Elogió a los que practican misericordia, mostró su admiración por ellos: los de la isla de Lesbos, porque a pesar de sus propias y grandes dificultades han mantenido abierto sus corazones y sus puertas; muchos hombres y mujeres comunes, del montón, corrientes han puesto a disposición lo poco que tienen y lo comparten con aquellos que lo han perdido todo; y añadió: «Dios va a pagar esta generosidad, y la de otras naciones vecinas, que desde el principio han acogido con gran apertura al gran número de personas obligadas a migrar». Lo que allí vimos el sábado, la Palabra del mismo Cristo pronunciada con claridad, fuerza y verdad, parece como que nos están diciendo: «haced vosotros lo mismo». No parece, nos están diciendo lo mismo.

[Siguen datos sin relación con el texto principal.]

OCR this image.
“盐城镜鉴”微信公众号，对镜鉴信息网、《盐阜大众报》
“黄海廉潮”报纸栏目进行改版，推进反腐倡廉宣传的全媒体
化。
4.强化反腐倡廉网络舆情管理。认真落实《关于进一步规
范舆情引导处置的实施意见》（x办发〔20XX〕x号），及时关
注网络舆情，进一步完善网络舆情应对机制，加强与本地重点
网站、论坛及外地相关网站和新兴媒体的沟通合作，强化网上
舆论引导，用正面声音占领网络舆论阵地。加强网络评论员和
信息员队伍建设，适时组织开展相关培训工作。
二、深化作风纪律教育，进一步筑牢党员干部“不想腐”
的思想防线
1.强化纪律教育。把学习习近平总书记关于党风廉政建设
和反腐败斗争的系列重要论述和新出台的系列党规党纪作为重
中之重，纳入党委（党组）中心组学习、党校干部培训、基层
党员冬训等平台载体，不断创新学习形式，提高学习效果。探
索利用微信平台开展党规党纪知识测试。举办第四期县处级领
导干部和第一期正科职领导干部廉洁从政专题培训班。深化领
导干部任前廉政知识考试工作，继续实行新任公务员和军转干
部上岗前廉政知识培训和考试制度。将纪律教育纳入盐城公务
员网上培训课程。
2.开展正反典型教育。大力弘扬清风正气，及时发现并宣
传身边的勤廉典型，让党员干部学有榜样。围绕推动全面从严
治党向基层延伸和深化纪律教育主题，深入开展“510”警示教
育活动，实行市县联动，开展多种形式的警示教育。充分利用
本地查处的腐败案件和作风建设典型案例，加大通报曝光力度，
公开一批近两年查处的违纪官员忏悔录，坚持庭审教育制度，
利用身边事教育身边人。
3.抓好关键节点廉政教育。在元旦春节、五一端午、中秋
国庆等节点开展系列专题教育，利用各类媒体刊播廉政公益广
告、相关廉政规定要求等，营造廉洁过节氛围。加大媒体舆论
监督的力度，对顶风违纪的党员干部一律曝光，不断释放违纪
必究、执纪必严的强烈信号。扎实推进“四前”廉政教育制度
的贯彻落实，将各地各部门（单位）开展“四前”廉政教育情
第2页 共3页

Por eso Francisco nos dijo, se lo dijo a Europa, se lo dijo, sobre todo, a los cristianos, raíz de Europa: Europa es la patria de los derechos humanos, y el que pone un pie en el suelo europeo ha de esperar el cumplimiento de esos derechos, lo que exige y reclama que la vieja Europa, no la de los mercaderes, sino la de sus raíces, la que reclama una reconstrucción apoyada en sus cimientos, tiene la obligación de respetar y defender esos derechos.

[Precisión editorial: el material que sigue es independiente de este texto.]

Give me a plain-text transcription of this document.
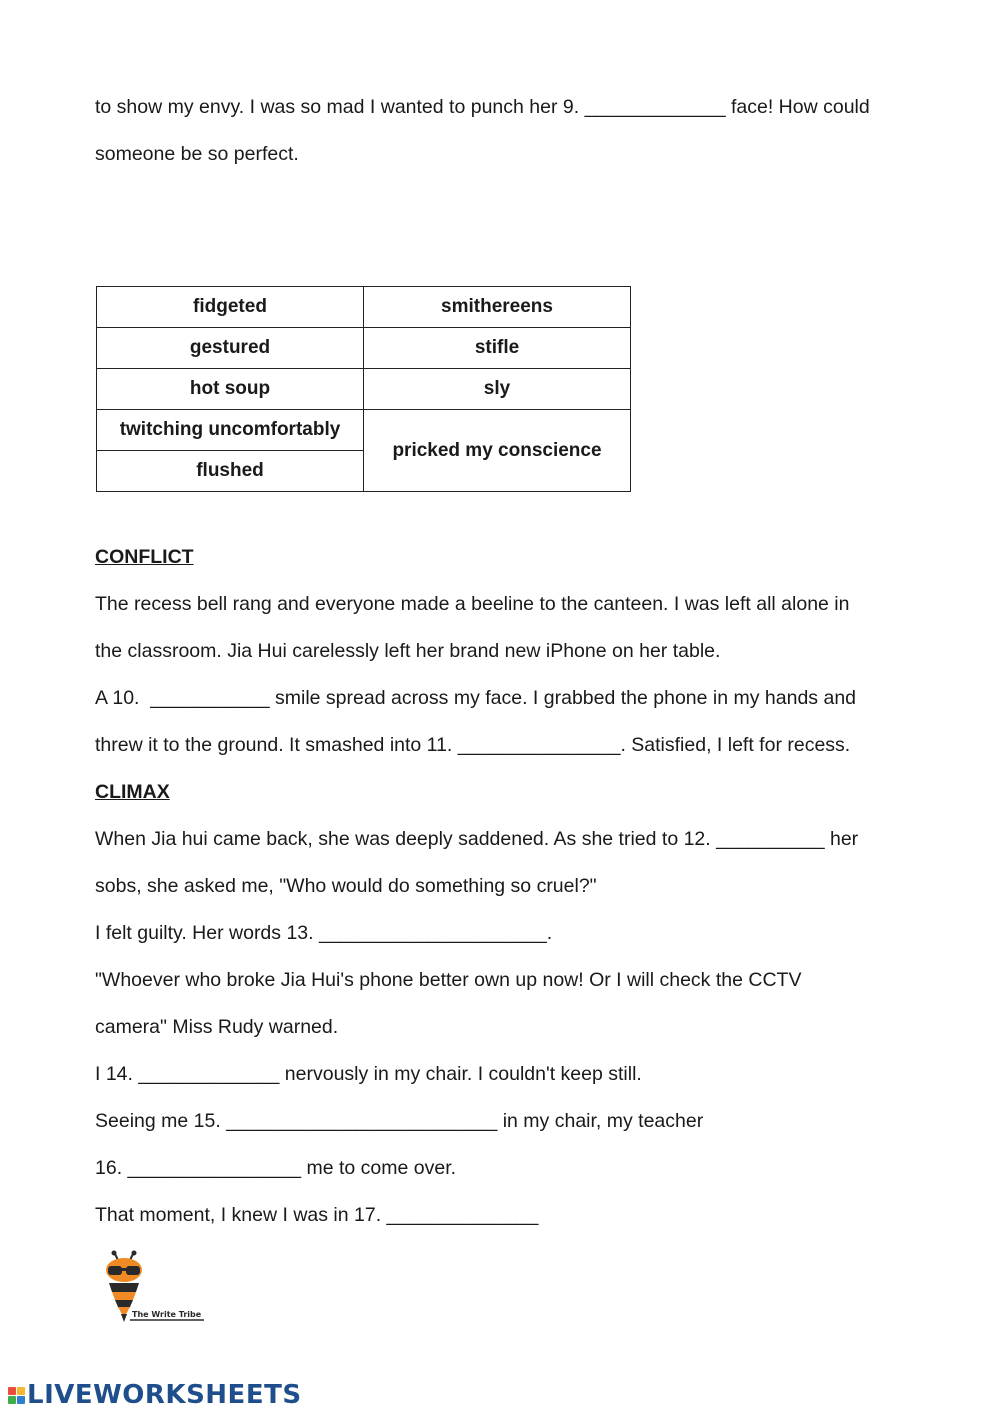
to show my envy. I was so mad I wanted to punch her 9. _____________ face! How could
someone be so perfect.
fidgeted	smithereens
gestured	stifle
hot soup	sly
twitching uncomfortably	pricked my conscience
flushed	
CONFLICT
The recess bell rang and everyone made a beeline to the canteen. I was left all alone in
the classroom. Jia Hui carelessly left her brand new iPhone on her table.
A 10.  ___________ smile spread across my face. I grabbed the phone in my hands and
threw it to the ground. It smashed into 11. _______________. Satisfied, I left for recess.
CLIMAX
When Jia hui came back, she was deeply saddened. As she tried to 12. __________ her
sobs, she asked me, "Who would do something so cruel?"
I felt guilty. Her words 13. _____________________.
"Whoever who broke Jia Hui's phone better own up now! Or I will check the CCTV
camera" Miss Rudy warned.
I 14. _____________ nervously in my chair. I couldn't keep still.
Seeing me 15. _________________________ in my chair, my teacher
16. ________________ me to come over.
That moment, I knew I was in 17. ______________
The Write Tribe
LIVEWORKSHEETS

Desde la cuna de la civilización, Lesbos, Grecia, lo que significa Grecia, el corazón de la humanidad sigue latiendo: y sigue latiendo porque allí, verdaderamente, hemos vistos estos días una humanidad que reconoce a los otros como hermanos, una humanidad que quiere la paz y sufre la guerra y los desastres de la violencia, una humanidad que quiere reconstruir puentes y se siente interpelada, llamada a hacer retroceder ideas y comportamientos individuales y colectivos, sociales y políticos, que llevan a elevar muros para hacernos sentir más seguros; porque las barrear crean están creando divisiones, en lugar de promover el verdadero progreso de los pueblos y las divisiones, tarde o temprano, conducen a enfrentamientos.
¡Qué gran lección! La que nos llega desde Lesbos. ¡Qué grandes lecciones nos está dando Francisco, nos está dando, gritando, Dios en estos momentos! «Haced, hagamos, nosotros lo mismo». No nos cansemos ni agotemos medidas e imaginación de la caridad, que es lo que salva el mundo, y le hará levantarse y ponerse en camino a una esperanza grande: la de una nueva humanidad, que anticipe aquella definitiva en la que para siempre reinará el amor, la «alegría del amor», como Francisco ha titulado su última Exhortación Apostólica sobre la familia, verdadero e imprescindible para la humanidad. La lección de Lesbos va acompañada de «Amoris laetitia». Ambos hechos son inseparables.
¡Cuánto hemos de aprender en España, esta España nuestra, tan entrañable, tan sometida a vejaciones e intereses particulares que la desgarran e incapacitan para ser lo que es y está llamada a continuar siendo! ¡Ni una referencia a lo que está pasando en Europa, en el mundo, en estos hermanos nuestros si no es para ser utilizado! Pero el hermano no cuenta, el que está tirado, herido y abandonado en la cuneta, no cuenta. Así no reharemos esta España que tanto necesita de reconstrucción. Que nos dejemos ayudar por Dios, que Él ya nos ayuda.